Si une certaine sobriété a remplacé la démesure de celle qui créait l'événement à chacune de ses présences sur scène, c'est en partie, dit-elle, parce que les budgets ne sont plus les mêmes qu'à l'époque où elle faisait le Stade olympique ou le Forum: «On a quelques heures pour répéter, on monte sur scène et on fait le spectacle. C'est assez violent le show-business! Mais quand on dit que j'essaie de provoquer, c'est me provoquer moi-même et provoquer l'étincelle de l'étonnement. Moi, je me trouve pire qu'avant dans ma façon d'aborder mon métier.

- Pire qu'avant?

- Ce que j'essaie de faire, c'est atteindre la solitude qu'éprouvent les gens de plus en plus. C'est mon rôle en tant que chanteuse, d'exorciser un peu cette solitude. Si tu penses que t'es fou et tu vois quelqu'un de peut-être encore plus fou que toi qui chante sur une scène, t'es moins seul dans la vie. Avec les pages blanches du programme que noircissent les spectateurs, je veux faire une oeuvre collective pour mon exposition de 2010. Quand je dis que ce spectacle n'est pas aussi straight qu'il en a l'air, je parle de ce côté créatif que j'ai toujours voulu aller chercher, même dans les costumes. Encore une fois, ce qui me séduit le plus dans ce spectacle, c'est la participation du public.»

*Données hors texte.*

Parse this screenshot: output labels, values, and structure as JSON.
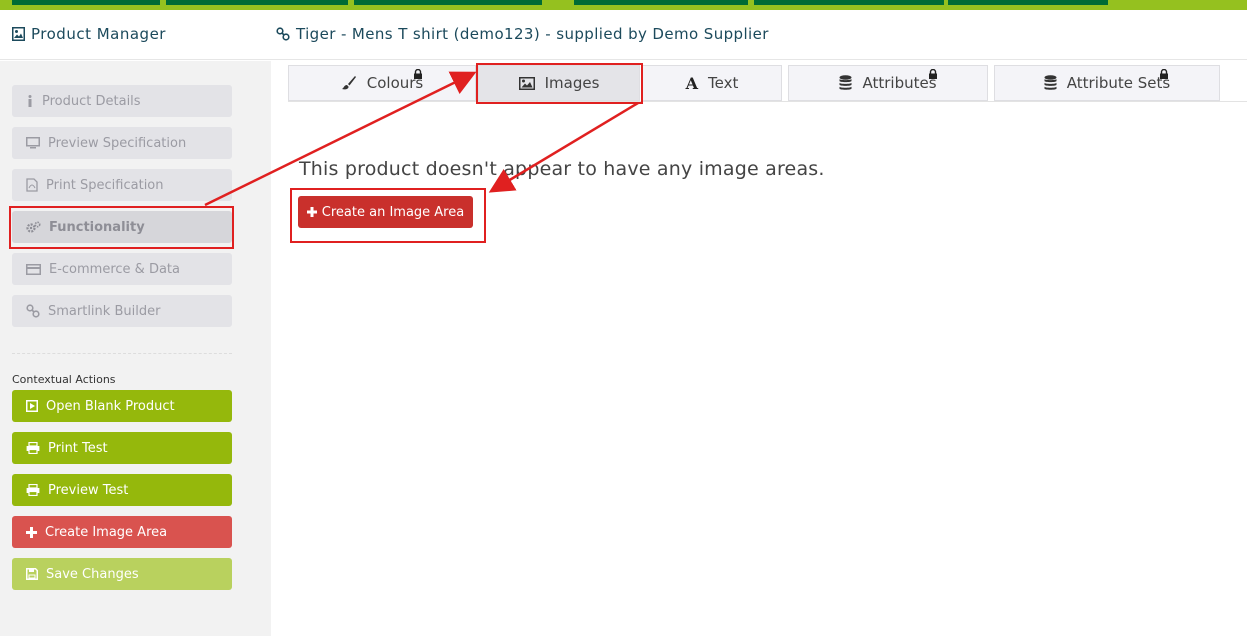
{
  "header": {
    "app_title": "Product Manager",
    "page_title": "Tiger - Mens T shirt (demo123) - supplied by Demo Supplier"
  },
  "sidebar": {
    "nav": [
      {
        "label": "Product Details",
        "icon": "info-icon"
      },
      {
        "label": "Preview Specification",
        "icon": "monitor-icon"
      },
      {
        "label": "Print Specification",
        "icon": "pdf-file-icon"
      },
      {
        "label": "Functionality",
        "icon": "cogs-icon",
        "active": true
      },
      {
        "label": "E-commerce & Data",
        "icon": "credit-card-icon"
      },
      {
        "label": "Smartlink Builder",
        "icon": "link-icon"
      }
    ],
    "contextual_label": "Contextual Actions",
    "actions": [
      {
        "label": "Open Blank Product",
        "icon": "play-square-icon"
      },
      {
        "label": "Print Test",
        "icon": "printer-icon"
      },
      {
        "label": "Preview Test",
        "icon": "printer-icon"
      },
      {
        "label": "Create Image Area",
        "icon": "plus-icon"
      },
      {
        "label": "Save Changes",
        "icon": "floppy-icon"
      }
    ]
  },
  "tabs": [
    {
      "label": "Colours",
      "icon": "paintbrush-icon",
      "locked": true
    },
    {
      "label": "Images",
      "icon": "image-icon",
      "locked": false,
      "active": true
    },
    {
      "label": "Text",
      "icon": "font-icon",
      "locked": false
    },
    {
      "label": "Attributes",
      "icon": "database-icon",
      "locked": true
    },
    {
      "label": "Attribute Sets",
      "icon": "database-icon",
      "locked": true
    }
  ],
  "main": {
    "message": "This product doesn't appear to have any image areas.",
    "create_button": "Create an Image Area"
  },
  "colors": {
    "brand_green": "#95c11f",
    "dark_green": "#006b35",
    "action_green": "#95b80c",
    "danger_red": "#c9302c",
    "highlight_red": "#e02020"
  }
}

«J'ai écrit une chanson qui s'appelle De vous à mois - mois avec un «s» parce que tout le monde est toujours «plusieurs», poursuit-elle. Ça vient de mon livre, j'en sors un texte qui devient une chanson. C'est ça qui m'intéresse, je veux tout mélanger, la musique, les installations, les textes du livre. J'ai toujours senti ce besoin, c'est peut-être pour ça que j'en faisais beaucoup sur scène. Mais maintenant, ça me prend des extensions ailleurs, et c'est bien aussi. Ça me permet de vieillir en paix avec moi-même (rires).»

Des sons d'animaux

Le spectacle Effusions n'est évidemment pas la copie conforme du disque du même nom. Les Alain Lefèvre, Marie Bernard et Michel Cusson qui ont tant contribué à l'album cèdent leur place au pianiste Alain Sauvageau et à un trio de cordes sur scène. «On a essayé de mélanger le classique avec certaines programmations et ça donne de nouveaux arrangements, explique la chanteuse. On a aussi ajouté des sons d'animaux, Jean Lemire est allé chercher des sons de baleines, de loups de mer, d'empereurs... J'aimerais travailler à faire des beats avec des sons d'animaux, mais on n'a jamais le temps.»

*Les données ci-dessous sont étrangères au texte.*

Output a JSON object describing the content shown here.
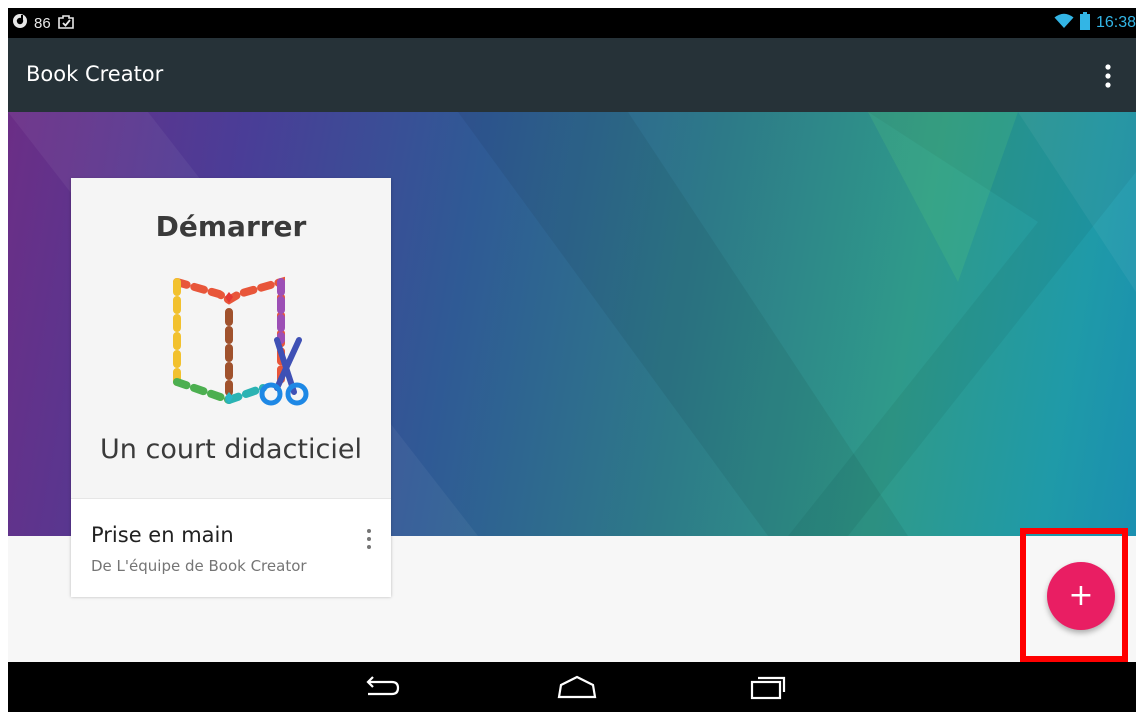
{
  "status_bar": {
    "notification_count": "86",
    "time": "16:38",
    "icons": [
      "app-notification-icon",
      "clipboard-icon",
      "wifi-icon",
      "battery-icon"
    ]
  },
  "app_bar": {
    "title": "Book Creator",
    "menu_icon": "overflow-menu-icon"
  },
  "book_card": {
    "cover_title": "Démarrer",
    "cover_subtitle": "Un court didacticiel",
    "title": "Prise en main",
    "author": "De L'équipe de Book Creator",
    "more_icon": "more-vert-icon"
  },
  "fab": {
    "label": "+",
    "color": "#e91e63"
  },
  "nav_bar": {
    "buttons": [
      "back-icon",
      "home-icon",
      "recents-icon"
    ]
  },
  "colors": {
    "app_bar": "#263238",
    "highlight": "#ff0000",
    "status_accent": "#33b5e5"
  }
}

Outre les chansons d'Effusions et les inédites, Diane Dufresne y reprend des choses moins récentes qui s'intègrent tout naturellement dans son spectacle comme Hymne à la beauté du monde ou Le locataire, mais aussi La vie, l'amour, la mort de Félix Leclerc. Et, un peu comme l'été dernier aux FrancoFolies, elle fait de la chanson Terre planète bleue, un texte d'Hubert Reeves mis en musique par Marie Bernard, un mini-opéra dans lequel elle insère des extraits d'autres chansons, dont Oxygène.

«Oxygène prend un autre sens, surtout que je la chante assise, comme quelqu'un de mon âge qui fait une crise cardiaque et qui est dans une ambulance. J'ai des cheveux blancs, même que je m'en rajoute. C'est clair que c'est une femme de 64 ans qui chante!» dit Diane Dufresne en riant de bon coeur.

Diane Dufresne, au Monument-National, les 7, 8 et 9 mai.